Zweifel und Vorbehalte

Der revolutionäre Ansatz „Behandlung überall“ wird wegen seiner potenziellen Vorteile gelobt, einige Ärzte haben jedoch Zweifel geäußert.

Dr. Somsak Tiamkao von der medizinischen Fakultät der Khon Kaen Universität betonte die Notwendigkeit einer effizienten Datenintegration, um redundante Behandlungen zu vermeiden.

Er sagte auch, dass die Regierung das öffentliche Bewusstsein fördern und Patienten dazu ermutigen sollte, zunächst eine Behandlung in primären Gesundheitseinrichtungen in Anspruch zu nehmen, um eine Überweisung zu erhalten, anstatt sich auf eigene Faust direkt in ein größeres Krankenhaus zu begeben.

Dr.

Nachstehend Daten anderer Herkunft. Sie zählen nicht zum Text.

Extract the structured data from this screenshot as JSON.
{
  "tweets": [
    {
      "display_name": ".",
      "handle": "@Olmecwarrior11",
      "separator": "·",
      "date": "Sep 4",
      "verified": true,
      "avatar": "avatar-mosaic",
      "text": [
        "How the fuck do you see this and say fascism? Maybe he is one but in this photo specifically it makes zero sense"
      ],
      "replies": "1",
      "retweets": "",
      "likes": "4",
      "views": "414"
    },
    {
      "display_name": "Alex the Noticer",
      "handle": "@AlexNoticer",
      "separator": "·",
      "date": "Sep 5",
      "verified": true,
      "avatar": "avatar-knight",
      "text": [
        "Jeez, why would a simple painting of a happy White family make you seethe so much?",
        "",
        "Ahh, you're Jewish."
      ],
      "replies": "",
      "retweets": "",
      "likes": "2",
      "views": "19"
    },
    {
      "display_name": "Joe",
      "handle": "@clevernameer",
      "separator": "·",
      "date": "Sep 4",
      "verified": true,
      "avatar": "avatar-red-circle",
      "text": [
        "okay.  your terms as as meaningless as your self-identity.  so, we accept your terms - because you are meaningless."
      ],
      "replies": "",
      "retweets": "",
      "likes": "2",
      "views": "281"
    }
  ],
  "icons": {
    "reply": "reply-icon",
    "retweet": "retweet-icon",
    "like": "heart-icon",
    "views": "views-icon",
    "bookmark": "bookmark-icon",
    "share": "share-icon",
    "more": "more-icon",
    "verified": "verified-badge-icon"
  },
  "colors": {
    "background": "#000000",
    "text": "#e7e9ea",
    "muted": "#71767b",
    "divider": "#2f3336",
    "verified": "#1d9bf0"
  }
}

Supattra Srivanichakorn, der das Royal College of Family Physicians of Thailand leitet, sagte, der erste Schritt der Regierung sollte darin bestehen, in primäre Gesundheitsversorgungseinheiten zu investieren.

„Sie spielen eine wichtige Rolle, deshalb sollten sie mit den notwendigen Ressourcen ausgestattet werden“, sagte sie und wies darauf hin, dass das Budget, das den Unterbezirkskrankenhäusern zur Gesundheitsförderung gewährt wird, weitaus geringer ist als das Budget, das spezialisierten medizinischen Einrichtungen zur Verfügung gestellt wird.

Dr. Supat Hasuwannakit, Direktor des Saba Yoi Hospital und zugleich Leiter der Rural Doctors Society, sagte, wenn kleine Krankenhäuser nicht ausreichend Unterstützung erhalten, könnten sie am Ende leer stehen, da die Patienten zur Behandlung in größere Krankenhäuser strömen.